(Bloomberg) — A year into the Great Resignation spurred by the Covid-19 pandemic, more employees are considering quitting their jobs now than in 2021, according to a survey by Microsoft Corp., which also found that more than half of younger workers are mulling a job change within the next year.
Microsoft’s second annual Worker Trend Index, which examines global employee attitudes, showed an increase in respondents who said they are somewhat or extremely likely to consider a job change in the coming year. The overall number jumped to 43% of respondents, up from 41% in last year’s survey—a result that Microsoft at the time dubbed the Great Reshuffle. Others dubbed it the Great Resignation, which saw U.S. workers quitting jobs in record numbers.
Among Gen Z and millennials, or workers under age 41, 52% in Microsoft’s poll said they might switch jobs, while only 35% of the older Gen Xers and baby boomers said they were thinking of leaving their workplaces.
Workers who have been doing their jobs remotely some or all of the time still aren’t sure if they want to physically be in the office at all. Among hybrid workers, 51% said they may want to switch to fully remote, while 57% of those who are working from home said they’re willing to consider returning to the office at least part of the time.
“The people who are coming back into the office now are not the same people who left,” said Jared Spataro, Microsoft’s vice president for modern work. Attitudes toward jobs are changing—more than half of the respondents said they are prioritizing health and well-being over work, according to the index, in which Microsoft surveyed 31,000 people across 31 countries and combined those results with data from LinkedIn and Microsoft’s Office programs.
While the software giant is hawking tools to make hybrid workforces function better, a flexible culture is more important than technology to keeping employees happy and productive, Spataro said. A wide gulf remains between workers and the top leadership at their companies, with mid-level management increasingly saying they’re having trouble reconciling the different ideas between the two groups. Among middle managers, 74% said they don’t have the influence or resources to make changes, while 54% said upper management was out of touch with the rank and file.

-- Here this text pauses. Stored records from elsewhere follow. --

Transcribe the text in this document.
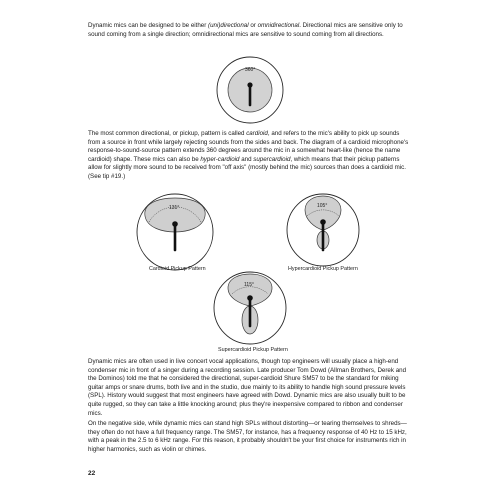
Dynamic mics can be designed to be either (uni)directional or omnidirectional. Directional mics are sensitive only to sound coming from a single direction; omnidirectional mics are sensitive to sound coming from all directions.

360°

The most common directional, or pickup, pattern is called cardioid, and refers to the mic's ability to pick up sounds from a source in front while largely rejecting sounds from the sides and back. The diagram of a cardioid microphone's response-to-sound-source pattern extends 360 degrees around the mic in a somewhat heart-like (hence the name cardioid) shape. These mics can also be hyper-cardioid and supercardioid, which means that their pickup patterns allow for slightly more sound to be received from "off axis" (mostly behind the mic) sources than does a cardioid mic. (See tip #19.)

131°
Cardioid Pickup Pattern
105°
Hypercardioid Pickup Pattern
115°
Supercardioid Pickup Pattern

Dynamic mics are often used in live concert vocal applications, though top engineers will usually place a high-end condenser mic in front of a singer during a recording session. Late producer Tom Dowd (Allman Brothers, Derek and the Dominos) told me that he considered the directional, super-cardioid Shure SM57 to be the standard for miking guitar amps or snare drums, both live and in the studio, due mainly to its ability to handle high sound pressure levels (SPL). History would suggest that most engineers have agreed with Dowd. Dynamic mics are also usually built to be quite rugged, so they can take a little knocking around; plus they're inexpensive compared to ribbon and condenser mics.

On the negative side, while dynamic mics can stand high SPLs without distorting—or tearing themselves to shreds—they often do not have a full frequency range. The SM57, for instance, has a frequency response of 40 Hz to 15 kHz, with a peak in the 2.5 to 6 kHz range. For this reason, it probably shouldn't be your first choice for instruments rich in higher harmonics, such as violin or chimes.

22
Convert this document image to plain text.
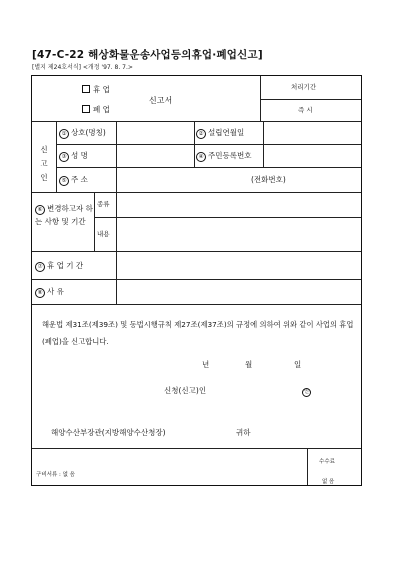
[47-C-22 해상화물운송사업등의휴업·폐업신고]
[별지 제24호서식] <개정 '97. 8. 7.>
휴 업
폐 업
신고서
처리기간
즉 시
신고인
① 상호(명칭)	② 설립연월일
③ 성 명	④ 주민등록번호
⑤ 주 소	(전화번호)
⑥ 변경하고자 하는 사항 및 기간
종류
내용
⑦ 휴 업 기 간
⑧ 사 유
해운법 제31조(제39조) 및 동법시행규칙 제27조(제37조)의 규정에 의하여 위와 같이 사업의 휴업(폐업)을 신고합니다.
년	월	일
신청(신고)인	인
해양수산부장관(지방해양수산청장)	귀하
구비서류 : 없 음
수수료
없 음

“There’s kind of been a widening gap in expectations, and these poor managers are meant to shoulder that,” Spataro said.
Part of that may be return-to-work expectations that are out of line with what staffers want. When it comes to employees in information work roles that can be done remotely, half of company leaders say their firm already demands or plans to require in-person work full-time in the coming year. In manufacturing, retail and consumer goods, the number was even higher.
As it seeks to capitalize on the shifting trends, Microsoft, the biggest maker of productivity software, is updating Office programs with new features to make the experience of meetings between in-person and remote employees less confusing and disorienting. A new Outlook email tool will ask users to specify when they RSVP whether they’ll be in-person or virtual, so the organizer can keep track. For large or formal virtual meetings, organizers can set up multiple translators in 16 language combinations starting in the second quarter.
Microsoft has also discussed plans to help ease some of the remote-work disconnection with metaverse applications, or tools that create a virtual environment that could bridge the gap between staffers in the office and those at home. In the latest Worker Trend Index, more than half of employees were open to using some sort of “digital immersive space in the metaverse” in the coming year, and 47% percent said they’re willing to appear as an avatar in meetings.
Still, 13% of workers polled said they didn’t know what the term metaverse means.